Mice or non mice related!
Will post a few of my tommorow
But my main one is Not to drink fizzy/soda AT all


----------



## SarahC (Oct 3, 2008)

drink less alcohol
swear less
spend less time on the internet
might give up meat.Bit torn because I'll still have to buy and cook it.


----------



## Miceandmore64 (Jul 16, 2013)

Sounds great! Good luck and about the Internet dont spend less time err :C


----------



## SarahC (Oct 3, 2008)

no of course not,I like sharing time with fellow mousers and some people from here are now valued friends in my non internet life.Nice coffee and cake at the motorway services on Monday with Sarahy and Woodwitch.


----------



## PPVallhunds (Jul 26, 2010)

Mine is to give up mc dounalds for this month then only have it occasionally.

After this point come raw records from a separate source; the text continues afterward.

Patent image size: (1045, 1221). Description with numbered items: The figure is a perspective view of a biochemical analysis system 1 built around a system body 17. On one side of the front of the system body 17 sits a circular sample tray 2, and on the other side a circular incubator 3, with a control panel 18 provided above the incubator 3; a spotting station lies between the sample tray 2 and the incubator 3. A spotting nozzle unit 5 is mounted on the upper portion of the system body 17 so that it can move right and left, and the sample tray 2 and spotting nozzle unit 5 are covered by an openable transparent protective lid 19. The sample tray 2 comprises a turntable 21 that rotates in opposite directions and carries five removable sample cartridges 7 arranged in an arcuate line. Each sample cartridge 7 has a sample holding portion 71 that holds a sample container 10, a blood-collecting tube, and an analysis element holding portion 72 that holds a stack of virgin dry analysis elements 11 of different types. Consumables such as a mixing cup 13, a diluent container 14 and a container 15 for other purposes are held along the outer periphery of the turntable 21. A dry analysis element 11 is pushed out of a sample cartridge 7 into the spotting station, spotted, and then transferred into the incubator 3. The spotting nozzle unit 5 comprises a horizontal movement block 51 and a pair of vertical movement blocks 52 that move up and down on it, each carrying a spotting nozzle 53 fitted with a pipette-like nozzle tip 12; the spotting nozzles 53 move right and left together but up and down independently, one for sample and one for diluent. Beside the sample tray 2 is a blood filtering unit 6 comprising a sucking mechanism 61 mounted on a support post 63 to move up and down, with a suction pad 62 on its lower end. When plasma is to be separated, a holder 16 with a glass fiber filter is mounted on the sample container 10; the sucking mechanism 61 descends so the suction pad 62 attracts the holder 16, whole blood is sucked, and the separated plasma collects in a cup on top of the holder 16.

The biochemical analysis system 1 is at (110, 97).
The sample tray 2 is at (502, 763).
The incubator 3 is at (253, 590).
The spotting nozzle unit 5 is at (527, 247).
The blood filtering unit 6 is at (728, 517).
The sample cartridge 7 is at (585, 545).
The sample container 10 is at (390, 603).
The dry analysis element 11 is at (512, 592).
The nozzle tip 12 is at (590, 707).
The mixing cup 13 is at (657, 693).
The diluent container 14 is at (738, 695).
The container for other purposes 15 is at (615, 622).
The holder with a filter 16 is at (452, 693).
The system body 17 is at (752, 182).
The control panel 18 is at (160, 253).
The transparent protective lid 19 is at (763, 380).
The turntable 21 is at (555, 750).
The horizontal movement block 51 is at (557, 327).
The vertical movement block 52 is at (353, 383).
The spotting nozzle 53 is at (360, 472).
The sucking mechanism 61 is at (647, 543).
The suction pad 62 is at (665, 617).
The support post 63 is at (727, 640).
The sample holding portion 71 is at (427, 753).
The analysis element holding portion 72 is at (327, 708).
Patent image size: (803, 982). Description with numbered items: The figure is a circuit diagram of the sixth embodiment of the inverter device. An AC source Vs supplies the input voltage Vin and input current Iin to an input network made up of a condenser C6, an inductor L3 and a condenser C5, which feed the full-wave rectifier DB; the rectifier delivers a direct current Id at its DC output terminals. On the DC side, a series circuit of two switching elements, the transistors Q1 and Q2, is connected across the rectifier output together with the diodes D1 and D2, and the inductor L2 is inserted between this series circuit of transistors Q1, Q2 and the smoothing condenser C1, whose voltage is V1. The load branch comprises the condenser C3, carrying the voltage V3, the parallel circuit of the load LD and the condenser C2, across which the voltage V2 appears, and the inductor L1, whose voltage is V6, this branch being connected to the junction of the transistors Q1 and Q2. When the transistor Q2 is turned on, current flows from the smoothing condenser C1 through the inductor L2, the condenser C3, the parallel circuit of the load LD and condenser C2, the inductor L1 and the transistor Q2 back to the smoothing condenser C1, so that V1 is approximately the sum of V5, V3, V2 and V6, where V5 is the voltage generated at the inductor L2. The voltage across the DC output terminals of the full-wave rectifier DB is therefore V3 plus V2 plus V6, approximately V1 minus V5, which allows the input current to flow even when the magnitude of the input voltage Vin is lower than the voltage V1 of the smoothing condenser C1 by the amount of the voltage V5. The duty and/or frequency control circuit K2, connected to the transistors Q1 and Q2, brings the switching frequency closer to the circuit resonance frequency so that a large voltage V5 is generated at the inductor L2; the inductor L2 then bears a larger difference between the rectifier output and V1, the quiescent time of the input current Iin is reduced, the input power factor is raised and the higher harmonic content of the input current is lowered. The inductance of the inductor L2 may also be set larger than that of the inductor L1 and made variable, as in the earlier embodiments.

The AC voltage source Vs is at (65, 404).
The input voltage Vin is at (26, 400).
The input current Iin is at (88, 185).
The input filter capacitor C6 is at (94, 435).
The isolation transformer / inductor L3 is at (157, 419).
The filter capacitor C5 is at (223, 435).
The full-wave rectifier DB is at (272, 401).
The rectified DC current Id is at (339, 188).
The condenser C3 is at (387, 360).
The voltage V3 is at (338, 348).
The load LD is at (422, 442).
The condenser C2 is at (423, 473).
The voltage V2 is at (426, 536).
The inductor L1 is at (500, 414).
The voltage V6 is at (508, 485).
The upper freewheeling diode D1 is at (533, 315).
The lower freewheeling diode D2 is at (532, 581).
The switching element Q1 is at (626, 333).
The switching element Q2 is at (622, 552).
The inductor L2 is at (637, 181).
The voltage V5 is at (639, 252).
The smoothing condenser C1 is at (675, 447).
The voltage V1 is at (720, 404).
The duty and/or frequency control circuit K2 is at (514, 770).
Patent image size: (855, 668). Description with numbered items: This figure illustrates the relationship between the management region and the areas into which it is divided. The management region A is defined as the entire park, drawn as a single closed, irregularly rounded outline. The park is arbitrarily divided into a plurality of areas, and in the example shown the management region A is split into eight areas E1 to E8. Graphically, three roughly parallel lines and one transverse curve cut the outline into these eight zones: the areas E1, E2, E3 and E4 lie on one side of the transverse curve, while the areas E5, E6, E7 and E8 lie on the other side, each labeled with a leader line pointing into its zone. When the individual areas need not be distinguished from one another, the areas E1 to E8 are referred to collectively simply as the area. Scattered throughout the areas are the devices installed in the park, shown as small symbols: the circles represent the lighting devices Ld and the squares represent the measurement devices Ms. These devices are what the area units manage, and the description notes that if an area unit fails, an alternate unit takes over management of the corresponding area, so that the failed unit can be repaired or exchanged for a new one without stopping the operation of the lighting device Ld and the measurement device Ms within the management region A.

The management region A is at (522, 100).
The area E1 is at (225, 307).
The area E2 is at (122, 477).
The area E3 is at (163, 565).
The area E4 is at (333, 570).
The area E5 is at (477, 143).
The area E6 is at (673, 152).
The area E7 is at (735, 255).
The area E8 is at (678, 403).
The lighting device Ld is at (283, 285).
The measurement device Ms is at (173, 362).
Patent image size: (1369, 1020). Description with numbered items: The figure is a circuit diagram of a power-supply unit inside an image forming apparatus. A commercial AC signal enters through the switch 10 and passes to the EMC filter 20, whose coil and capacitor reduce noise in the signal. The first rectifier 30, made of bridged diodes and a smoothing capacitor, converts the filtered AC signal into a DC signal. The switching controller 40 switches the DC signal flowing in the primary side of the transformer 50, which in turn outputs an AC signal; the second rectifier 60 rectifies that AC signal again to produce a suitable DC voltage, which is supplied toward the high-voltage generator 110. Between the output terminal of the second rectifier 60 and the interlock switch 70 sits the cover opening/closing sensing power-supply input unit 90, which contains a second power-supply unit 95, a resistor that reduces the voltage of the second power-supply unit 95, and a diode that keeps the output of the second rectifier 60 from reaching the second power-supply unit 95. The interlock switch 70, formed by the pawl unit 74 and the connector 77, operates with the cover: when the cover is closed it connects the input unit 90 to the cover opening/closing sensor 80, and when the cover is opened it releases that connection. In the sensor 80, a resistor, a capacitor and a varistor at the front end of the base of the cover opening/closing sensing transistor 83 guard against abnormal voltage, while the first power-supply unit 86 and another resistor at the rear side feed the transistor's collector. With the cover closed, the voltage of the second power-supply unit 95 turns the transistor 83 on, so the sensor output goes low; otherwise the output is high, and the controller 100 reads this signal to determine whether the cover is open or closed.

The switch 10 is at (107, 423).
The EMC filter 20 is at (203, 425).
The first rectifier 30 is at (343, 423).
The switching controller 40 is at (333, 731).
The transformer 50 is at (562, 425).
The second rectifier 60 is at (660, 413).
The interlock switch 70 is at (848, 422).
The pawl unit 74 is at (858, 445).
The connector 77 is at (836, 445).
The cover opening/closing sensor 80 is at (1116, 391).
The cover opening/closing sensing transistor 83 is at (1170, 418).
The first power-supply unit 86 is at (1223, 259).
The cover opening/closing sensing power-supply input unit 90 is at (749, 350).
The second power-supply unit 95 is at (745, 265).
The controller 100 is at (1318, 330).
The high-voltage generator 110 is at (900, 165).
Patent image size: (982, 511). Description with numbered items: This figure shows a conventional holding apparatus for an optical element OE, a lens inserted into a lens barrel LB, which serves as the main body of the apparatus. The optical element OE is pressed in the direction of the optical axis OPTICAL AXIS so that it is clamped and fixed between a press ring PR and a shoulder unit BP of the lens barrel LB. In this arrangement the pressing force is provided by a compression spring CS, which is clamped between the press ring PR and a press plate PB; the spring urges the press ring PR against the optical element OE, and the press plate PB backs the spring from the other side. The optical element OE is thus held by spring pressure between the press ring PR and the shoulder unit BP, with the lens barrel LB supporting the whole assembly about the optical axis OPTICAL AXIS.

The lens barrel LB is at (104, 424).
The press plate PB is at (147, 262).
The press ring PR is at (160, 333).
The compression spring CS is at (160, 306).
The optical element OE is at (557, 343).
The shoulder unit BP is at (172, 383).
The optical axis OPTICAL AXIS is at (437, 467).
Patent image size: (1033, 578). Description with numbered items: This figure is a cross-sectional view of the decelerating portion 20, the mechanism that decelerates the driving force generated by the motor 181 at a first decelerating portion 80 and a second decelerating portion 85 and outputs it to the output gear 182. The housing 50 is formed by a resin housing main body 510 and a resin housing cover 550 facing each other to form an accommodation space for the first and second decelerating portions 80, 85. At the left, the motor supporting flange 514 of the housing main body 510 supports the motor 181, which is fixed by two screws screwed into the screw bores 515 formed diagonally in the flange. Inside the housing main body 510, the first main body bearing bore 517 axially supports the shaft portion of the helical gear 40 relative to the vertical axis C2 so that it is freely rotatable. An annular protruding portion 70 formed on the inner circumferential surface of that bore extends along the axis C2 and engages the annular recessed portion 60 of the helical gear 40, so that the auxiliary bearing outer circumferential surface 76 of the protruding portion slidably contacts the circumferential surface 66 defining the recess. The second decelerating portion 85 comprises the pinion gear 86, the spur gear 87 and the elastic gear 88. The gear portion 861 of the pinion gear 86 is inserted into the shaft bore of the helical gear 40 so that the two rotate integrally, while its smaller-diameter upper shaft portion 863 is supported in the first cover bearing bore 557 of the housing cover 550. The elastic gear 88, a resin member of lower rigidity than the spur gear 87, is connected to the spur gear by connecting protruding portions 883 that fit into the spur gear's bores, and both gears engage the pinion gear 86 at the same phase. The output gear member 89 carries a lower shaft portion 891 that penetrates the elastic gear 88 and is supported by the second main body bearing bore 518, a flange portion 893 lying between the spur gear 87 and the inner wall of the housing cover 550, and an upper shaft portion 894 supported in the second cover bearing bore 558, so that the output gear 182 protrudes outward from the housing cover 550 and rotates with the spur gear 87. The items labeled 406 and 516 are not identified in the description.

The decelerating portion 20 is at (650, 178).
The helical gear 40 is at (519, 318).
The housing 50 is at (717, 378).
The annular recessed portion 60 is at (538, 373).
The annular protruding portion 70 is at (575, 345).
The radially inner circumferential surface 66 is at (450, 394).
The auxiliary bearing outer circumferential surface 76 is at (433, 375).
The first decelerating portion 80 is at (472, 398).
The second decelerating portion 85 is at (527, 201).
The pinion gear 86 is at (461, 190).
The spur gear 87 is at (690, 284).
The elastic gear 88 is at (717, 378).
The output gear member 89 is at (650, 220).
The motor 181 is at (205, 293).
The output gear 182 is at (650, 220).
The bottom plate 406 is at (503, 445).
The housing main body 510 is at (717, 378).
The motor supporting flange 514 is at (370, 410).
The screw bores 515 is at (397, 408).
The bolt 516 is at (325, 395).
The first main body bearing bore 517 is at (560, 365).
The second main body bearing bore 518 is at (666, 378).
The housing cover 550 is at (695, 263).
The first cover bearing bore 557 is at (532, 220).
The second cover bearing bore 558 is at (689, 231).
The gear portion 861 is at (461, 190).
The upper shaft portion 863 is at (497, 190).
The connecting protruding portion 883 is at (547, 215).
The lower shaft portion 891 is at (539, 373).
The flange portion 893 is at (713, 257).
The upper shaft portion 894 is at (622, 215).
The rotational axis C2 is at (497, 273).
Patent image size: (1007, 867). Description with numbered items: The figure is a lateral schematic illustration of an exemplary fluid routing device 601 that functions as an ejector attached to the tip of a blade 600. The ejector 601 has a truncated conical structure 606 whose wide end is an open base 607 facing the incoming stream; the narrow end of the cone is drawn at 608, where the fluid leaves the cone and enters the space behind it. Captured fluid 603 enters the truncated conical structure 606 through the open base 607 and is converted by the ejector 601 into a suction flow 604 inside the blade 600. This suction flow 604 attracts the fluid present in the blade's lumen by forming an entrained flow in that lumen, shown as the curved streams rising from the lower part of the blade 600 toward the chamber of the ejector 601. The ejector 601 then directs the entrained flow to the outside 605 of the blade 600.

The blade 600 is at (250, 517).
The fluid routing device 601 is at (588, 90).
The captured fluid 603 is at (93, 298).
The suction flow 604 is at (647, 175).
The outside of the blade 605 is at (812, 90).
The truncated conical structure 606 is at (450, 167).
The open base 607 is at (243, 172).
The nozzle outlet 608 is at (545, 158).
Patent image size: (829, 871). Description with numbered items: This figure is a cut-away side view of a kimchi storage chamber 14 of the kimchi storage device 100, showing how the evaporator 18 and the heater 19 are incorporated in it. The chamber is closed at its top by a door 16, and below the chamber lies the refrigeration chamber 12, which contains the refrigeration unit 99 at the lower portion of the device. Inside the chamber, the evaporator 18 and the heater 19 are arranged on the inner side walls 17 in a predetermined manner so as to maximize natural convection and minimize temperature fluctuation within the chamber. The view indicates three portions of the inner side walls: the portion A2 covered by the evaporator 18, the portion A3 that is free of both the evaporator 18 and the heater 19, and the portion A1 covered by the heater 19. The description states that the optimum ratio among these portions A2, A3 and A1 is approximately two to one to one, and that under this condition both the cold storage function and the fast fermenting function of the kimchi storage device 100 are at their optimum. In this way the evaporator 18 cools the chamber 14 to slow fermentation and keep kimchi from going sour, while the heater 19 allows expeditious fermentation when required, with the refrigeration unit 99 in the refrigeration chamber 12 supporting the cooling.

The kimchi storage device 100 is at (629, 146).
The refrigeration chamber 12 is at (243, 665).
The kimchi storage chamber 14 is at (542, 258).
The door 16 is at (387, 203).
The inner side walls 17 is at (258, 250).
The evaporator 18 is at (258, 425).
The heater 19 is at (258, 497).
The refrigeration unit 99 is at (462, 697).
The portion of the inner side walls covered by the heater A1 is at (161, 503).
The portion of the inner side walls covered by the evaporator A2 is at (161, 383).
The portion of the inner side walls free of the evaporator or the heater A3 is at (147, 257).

My doctor will be very happy lol.
Lose 2st in weight.
Finally put my new mouse shed up.


----------



## brokenpete (Sep 29, 2013)

focus on one thing! ( breeding the perfect mouse) instead of ten hobbies at a time!


----------



## Miceandmore64 (Jul 16, 2013)

Ha ha ha make sure you keep these resolutions lol


----------



## Laigaie (Mar 7, 2011)

I'm taking better care of my teeth, finalizing my upgrades to the mousery, and getting my butt into and through the first half of grad school!


----------



## Miceandmore64 (Jul 16, 2013)

Im starting high school this year liek OMG lol


----------



## mich (Sep 28, 2013)

Try to stop biting my nails.


----------



## Miceandmore64 (Jul 16, 2013)

I stopped that now I am growing nice long pretty nails


----------